Socioeconomic factors such as poverty and living conditions play a role in shaping infection risk and disease outcomes.
Many times people in poverty live in crowded conditions, have limited access to quality health care, must work when they are sick, eat less nutritiously, get less sleep, face more stress and are more likely than others to abuse drugs and alcohol. All of these factors hinder immunity and increase susceptibility to infection and death.
In the U.S., infectious disease death rates have fallen about 19 percent over the past 25 years, but great disparities persist across the country. In poorer counties in areas like Alabama, Georgia, Louisiana, Mississippi and West Virginia, rates of death from infectious diseases like HIV/AIDS, hepatitis, and lower respiratory infections were higher in comparison to affluent counties.
And rates of patients diagnosed with hepatitis A, hepatitis C, Legionnaires’ disease, gonorrhea, chlamydia and syphilis have surged in U.S. cities over the past five years, according to Melinda Wenner Moyer’s May 2018 Scientific American story. Researchers agree the major driver of these rising infectious tides is the country’s growing income inequality, but it is being overlooked by most scientists and politicians, says Moyer’s article. Few researchers are looking at the socioeconomic impact on infection risk. Further, the Trump administration has proposed cutting funding for the Centers for Disease Control and Prevention (CDC), which is the leading U.S. agency on infectious disease prevention.

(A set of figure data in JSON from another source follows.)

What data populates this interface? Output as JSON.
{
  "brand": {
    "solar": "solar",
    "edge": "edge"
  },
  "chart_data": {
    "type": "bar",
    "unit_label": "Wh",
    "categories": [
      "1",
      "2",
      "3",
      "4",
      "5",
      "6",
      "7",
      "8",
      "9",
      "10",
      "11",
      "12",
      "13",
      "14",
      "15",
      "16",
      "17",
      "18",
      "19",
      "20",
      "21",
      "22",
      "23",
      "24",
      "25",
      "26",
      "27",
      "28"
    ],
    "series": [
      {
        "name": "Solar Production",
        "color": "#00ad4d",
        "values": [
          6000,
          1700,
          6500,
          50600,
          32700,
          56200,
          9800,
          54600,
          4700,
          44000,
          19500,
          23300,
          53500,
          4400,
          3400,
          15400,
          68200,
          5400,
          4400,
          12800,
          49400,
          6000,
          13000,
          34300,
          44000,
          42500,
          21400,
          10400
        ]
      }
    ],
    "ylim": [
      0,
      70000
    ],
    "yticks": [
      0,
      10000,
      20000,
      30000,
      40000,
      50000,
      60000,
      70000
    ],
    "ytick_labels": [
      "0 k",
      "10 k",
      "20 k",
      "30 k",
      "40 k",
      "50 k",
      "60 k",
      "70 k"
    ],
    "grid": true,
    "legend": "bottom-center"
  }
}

“We look more and more like the developing world, with very, very rich people and very, very poor people, and the very, very poor people are living in really abysmal situations,” Margot Bushel, a physician and scientist at the University of California, San Francisco, told Scientific American.
The opioid epidemic has certainly exacerbated rising infectious disease rates connected to social determinants. Infected needles, unprotected sex, homelessness, lack of access to medical care and other socioeconomic challenges are all associated with people who have physical addictions to drugs and opioids, and are factors in disease transmission.
For example, hepatitis A cases have been rising in communities where people have been diagnosed with a physical dependence on drugs, according to Dr. Jonathan Mermin, head of the CDC’s National Center for HIV/AIDS, viral hepatitis, STD and TB Prevention. The CDC has been doing what it can to get hepatitis A vaccines to at-risk people, but “these populations are hard to reach,” he told AHCJ members during an August 2018 webcast, because they are homeless or don’t want to seek medical care.
Government leaders are scrambling to respond to the opioid epidemic. At least eight states have declared states of emergencies, which has given them flexibility in developing strategies for prevention and treatment of infectious diseases. One strategy that has worked well in Alaska: syringe service programs. These programs allow people with dependence on drugs to obtain clean needles, according to Dr. Jay Butler, chief medical officer and director of public health with Alaska’s department of health and social services.
“There are advantages to being in a libertarian western state,” said Butler, in that there was little regulatory or political resistance to creating a needle exchange program. “The opioid crisis has allowed us to shine a light on … a public health best practice.”
“I think almost every community has been affected” by the epidemic, says Mermin. “You’ll be able to find people who have lost a loved one or experienced a hepatitis infection or HIV. Call your local health department. They’ll be able to tell you how to find physicians” who have been treating them.